The torturers wanted passwords, names, passwords and names. And he didn't have any of those things.
So, to stop the torture, he offered to give the marines a million dollars.
He told them he had hidden the money in his wife's house. He gave them the address: San Jose de las Delicias, known by the locals as Calabacillas.
When they heard that, the marines (he assumed) went on alert, because they stopped torturing him. Calabacillas was one of their targets, because their intelligence information said this was the home of Mario Calabazas, known as the leader of gunmen working for Fausto Isidro Meza Flores, El Chapo Isidro.
It's Saturday night, June 28, and after a few hours in the hills near the Chumares ejido, Ariel, better known as "Azul", nickname that his friends on the ranch gave him because of the color of the plastic packaging on a certain double action detergent, had a few minutes of peace. They put him on a compact pickup and he only stopped swinging back and forth during a short, "technical" stop that the marines made in Bamos to stock up on water and other basic products they needed to go back up the mountain.
They began to climb and when they got to the town, he was made to point out the house. He did that. Some time passed until a marine, furious, came back and told him he had gone too far. "El Azul" didn't know this, but the marines had mobilized their helicopters and their quick response group which had for months been hunting the leader of the Guasave Cartel, Fausto Isidro Meza Flores, El Chapo Isidro.

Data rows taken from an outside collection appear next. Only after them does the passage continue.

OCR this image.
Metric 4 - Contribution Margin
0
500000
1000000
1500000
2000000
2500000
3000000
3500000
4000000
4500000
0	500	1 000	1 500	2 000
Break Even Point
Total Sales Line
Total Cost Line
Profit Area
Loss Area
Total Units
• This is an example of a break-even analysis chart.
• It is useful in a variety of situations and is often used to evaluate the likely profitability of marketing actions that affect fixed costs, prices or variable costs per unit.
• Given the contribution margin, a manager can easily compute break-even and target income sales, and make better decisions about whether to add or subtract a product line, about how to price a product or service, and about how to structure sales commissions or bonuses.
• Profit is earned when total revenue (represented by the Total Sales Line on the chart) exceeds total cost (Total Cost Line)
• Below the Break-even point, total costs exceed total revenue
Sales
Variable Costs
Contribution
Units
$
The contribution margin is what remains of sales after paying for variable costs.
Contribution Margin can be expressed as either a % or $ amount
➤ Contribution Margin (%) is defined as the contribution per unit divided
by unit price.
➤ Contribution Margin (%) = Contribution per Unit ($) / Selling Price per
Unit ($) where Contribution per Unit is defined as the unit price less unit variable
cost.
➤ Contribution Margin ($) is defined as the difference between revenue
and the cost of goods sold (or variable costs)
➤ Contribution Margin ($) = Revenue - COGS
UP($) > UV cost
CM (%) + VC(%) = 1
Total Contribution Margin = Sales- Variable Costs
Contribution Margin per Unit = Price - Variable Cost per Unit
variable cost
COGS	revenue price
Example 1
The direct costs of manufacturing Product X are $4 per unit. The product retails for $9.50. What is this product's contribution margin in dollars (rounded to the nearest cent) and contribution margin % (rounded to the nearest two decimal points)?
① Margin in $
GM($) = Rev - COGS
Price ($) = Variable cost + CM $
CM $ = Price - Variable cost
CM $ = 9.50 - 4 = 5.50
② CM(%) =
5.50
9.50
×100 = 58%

And in that mobilization, they broke into the home of Flora Olivia Cuevas and that of another neighbor. They asked them for the weapons and the money. They answered that they had nothing like that. They interrogated the young people, and the response was the same. They gave her a name: Ariel Carbajal Gutierrez, and she answered that he had left her and their children four years before.
That's why the marine, pissed off, had threatened El Azul with that thing about having gone too far.
That's when he figured it out; he assumed that in the mountains, he most probably would be murdered.
Time went by, and nothing. The beating stopped. He stayed awake all night. He only saw the light of day when a female doctor stripped him and searched even his butt. She certified that he was unharmed.
Next day in the afternoon, Sunday, June 29th, Ariel met with his friends Cesar Alberto Coronel Corrales and Francisco de Jesus Moya Quinonez. All of them were beat up, and now they were being held in a fresh building.
They didn't know it, but the marines reported that they had been stopped on the Los Mochis-Guasave highway, close to Las Chumares ranch. They were driving an old green Jeep. They were carrying rifles. A total of seven AK-47 rifles, grenade launchers, thousands of rounds of ammunition and dozens of magazines. They also had tactical equipment, including boots.
They went through a ministerial investigation and said nothing. They reserved their right to make a statement.
When they were in the Seventh District courtroom, testifying on Case No. 113/2014, the three laborers denied the accusations, but the marines insist on repeating their report.
Witnesses contradicted the marines' version and testified that the three young men were arrested in front of the La Mision Hotel, on Guasave's south exit, while they were getting drunk. That the only pursuit involved a motorcyclist who chased the convoy that took the three young men into the hills, among other things.
To this day, the three friends are still in prison. They are charged with carrying firearms and ammunition intended for military use exclusively, as well as criminal conspiracy.
The arrest of Ariel and his friends was never reported to the media.
The federal case is still developing the evidence.
Azul's wife never went to testify.
And in his head he still hears echoes of that million dollars that he invented to get out of being tortured. And it was that torture that brought him, four years after abandoning his wife and children, back to his motherland; Calabacillas, land of gunmen and murderers for hire, according to the official police narrative.
And the hunt for Chapo Isidro goes on.